The only other drinks that have as much cachet are perhaps Champagne or Cognac.”
-IAN LOGAN, GLOBAL BRAND AMBASSADOR, THE GLENLIVET
The whisky produced in Scotland runs the full range of flavours, from heavily peated and smoky to light and fruity, and even slightly saline in coastal regions. There is almost always sweetness, either in full-blown caramel glory or just the slightest hint of sugar. The large number of Scotch distilleries makes it difficult, and unwise, to make broad generalisations.
What type of whisky is The Glenlivet?
All the whisky produced at The Glenlivet is pure single malt Scotch and more specifically, Speyside single malt Scotch whisky. Our distillery is near Ballindalloch in Moray, in the Speyside region and draws water from Josie’s Well and other nearby springs.
Types of single malts
As the definition of single malt is that the whisky only contains malted barley from a single distillery, wherever in the world that may be, Japanese whisky and Irish whiskey, as well as Scotch whiskey can be a single malt.

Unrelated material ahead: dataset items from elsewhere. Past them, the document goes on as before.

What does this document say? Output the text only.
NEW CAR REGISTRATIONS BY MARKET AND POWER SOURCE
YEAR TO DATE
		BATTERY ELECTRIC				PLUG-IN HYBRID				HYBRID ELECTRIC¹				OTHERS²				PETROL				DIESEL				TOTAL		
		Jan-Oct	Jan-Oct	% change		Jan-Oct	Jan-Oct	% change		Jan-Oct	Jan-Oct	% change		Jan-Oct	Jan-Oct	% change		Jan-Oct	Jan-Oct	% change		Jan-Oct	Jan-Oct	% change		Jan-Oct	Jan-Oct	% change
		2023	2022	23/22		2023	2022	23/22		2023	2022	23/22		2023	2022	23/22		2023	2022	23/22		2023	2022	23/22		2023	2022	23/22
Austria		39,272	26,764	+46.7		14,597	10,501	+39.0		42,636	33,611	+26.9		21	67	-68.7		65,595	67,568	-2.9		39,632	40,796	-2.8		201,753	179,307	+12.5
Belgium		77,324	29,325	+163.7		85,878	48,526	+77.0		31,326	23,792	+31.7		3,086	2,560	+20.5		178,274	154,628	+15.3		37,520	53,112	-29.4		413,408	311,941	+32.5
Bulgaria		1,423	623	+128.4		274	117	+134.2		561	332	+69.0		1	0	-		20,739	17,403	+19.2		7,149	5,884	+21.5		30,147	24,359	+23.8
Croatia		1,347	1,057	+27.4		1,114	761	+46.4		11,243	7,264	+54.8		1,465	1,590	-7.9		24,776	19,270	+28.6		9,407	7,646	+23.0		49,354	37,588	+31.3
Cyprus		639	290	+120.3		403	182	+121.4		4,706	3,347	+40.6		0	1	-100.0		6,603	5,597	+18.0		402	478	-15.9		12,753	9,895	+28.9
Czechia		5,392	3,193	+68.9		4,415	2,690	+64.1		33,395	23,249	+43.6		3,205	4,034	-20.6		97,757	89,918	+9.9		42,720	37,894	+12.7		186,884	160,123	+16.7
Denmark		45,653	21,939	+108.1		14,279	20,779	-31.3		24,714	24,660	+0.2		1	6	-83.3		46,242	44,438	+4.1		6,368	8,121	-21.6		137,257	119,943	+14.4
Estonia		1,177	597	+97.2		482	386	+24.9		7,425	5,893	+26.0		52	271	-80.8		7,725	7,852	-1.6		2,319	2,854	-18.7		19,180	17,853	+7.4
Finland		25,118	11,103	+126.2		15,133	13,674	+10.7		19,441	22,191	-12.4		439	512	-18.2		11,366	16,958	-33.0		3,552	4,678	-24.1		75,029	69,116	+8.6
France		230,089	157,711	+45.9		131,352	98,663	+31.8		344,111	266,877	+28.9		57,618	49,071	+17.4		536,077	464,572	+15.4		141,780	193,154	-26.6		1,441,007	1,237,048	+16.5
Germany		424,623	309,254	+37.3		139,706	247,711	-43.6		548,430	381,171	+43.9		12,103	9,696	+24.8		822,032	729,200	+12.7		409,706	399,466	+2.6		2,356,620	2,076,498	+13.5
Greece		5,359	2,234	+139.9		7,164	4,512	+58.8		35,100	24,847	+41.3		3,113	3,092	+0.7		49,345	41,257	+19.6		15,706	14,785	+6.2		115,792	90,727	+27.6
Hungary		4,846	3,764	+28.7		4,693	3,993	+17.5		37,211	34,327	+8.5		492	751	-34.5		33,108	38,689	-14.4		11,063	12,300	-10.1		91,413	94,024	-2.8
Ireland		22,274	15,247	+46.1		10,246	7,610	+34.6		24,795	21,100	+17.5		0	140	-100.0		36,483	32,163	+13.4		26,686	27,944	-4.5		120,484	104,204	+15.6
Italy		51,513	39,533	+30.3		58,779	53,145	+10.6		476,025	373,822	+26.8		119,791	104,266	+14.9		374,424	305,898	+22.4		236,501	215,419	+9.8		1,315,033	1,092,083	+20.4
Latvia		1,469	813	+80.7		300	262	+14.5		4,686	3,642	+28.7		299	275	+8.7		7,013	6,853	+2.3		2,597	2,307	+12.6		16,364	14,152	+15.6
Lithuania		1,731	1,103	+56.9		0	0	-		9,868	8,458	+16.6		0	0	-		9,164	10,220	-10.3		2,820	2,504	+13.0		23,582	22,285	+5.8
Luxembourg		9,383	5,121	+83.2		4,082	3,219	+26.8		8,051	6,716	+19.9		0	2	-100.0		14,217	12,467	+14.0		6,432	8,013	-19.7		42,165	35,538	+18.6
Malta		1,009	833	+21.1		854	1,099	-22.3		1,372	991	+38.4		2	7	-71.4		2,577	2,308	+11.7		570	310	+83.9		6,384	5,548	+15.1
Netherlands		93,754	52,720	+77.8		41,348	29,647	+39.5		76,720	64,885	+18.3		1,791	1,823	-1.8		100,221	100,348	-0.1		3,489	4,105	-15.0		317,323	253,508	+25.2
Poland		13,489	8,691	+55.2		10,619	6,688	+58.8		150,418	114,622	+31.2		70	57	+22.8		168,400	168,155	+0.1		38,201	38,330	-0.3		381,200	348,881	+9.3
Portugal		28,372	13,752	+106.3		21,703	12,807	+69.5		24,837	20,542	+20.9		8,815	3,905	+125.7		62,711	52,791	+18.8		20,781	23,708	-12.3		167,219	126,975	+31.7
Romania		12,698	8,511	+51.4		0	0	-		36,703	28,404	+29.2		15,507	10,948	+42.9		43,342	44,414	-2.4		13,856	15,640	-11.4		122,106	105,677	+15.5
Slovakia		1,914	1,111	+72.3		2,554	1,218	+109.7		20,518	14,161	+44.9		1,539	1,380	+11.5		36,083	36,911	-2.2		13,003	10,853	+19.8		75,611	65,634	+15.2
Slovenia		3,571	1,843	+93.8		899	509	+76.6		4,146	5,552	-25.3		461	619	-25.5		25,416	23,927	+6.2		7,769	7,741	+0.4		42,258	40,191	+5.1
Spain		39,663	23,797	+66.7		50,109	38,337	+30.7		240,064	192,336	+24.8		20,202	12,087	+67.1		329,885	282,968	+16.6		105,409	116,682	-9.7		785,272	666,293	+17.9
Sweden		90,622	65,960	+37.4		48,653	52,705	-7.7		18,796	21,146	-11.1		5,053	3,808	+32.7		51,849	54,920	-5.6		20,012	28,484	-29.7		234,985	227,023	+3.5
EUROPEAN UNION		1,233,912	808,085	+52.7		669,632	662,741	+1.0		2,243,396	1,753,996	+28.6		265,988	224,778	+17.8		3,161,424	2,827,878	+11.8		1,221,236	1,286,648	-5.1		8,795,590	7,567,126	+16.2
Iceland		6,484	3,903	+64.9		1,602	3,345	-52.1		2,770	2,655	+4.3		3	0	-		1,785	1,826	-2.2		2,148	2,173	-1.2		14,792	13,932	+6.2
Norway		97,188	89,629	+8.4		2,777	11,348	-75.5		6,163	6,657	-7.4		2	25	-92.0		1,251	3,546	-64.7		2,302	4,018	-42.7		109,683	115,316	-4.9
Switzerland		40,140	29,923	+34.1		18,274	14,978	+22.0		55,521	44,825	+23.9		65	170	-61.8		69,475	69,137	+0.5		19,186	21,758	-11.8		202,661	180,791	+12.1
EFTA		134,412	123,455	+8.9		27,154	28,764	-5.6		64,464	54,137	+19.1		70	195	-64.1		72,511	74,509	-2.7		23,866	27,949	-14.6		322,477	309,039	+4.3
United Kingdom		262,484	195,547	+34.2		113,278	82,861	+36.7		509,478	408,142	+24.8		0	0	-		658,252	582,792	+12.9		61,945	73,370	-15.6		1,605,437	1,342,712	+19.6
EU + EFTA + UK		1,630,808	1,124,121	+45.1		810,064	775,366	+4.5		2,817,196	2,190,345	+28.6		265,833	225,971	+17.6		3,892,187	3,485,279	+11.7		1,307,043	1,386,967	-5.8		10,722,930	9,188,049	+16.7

Single malt scotch whisky can be further defined by Scottish regions so you’ll find types labelled as Highland single malts, Islay single malts, Lowland single malts, Campbeltown single malts and Speyside single malts, just like The Glenlivet.
Types of Scotch
As with the broader term of whisky, Scotch whisky has different types depending on how it is produced. Varieties of Scotch whisky include single malt, single grain, blended malt, blended grain, blended, and double malt.
It’s a lifetime’s journey to learn and experience all there is to know about whisky. That’s why it’s best to return to the beginning, with a dram of The Glenlivet.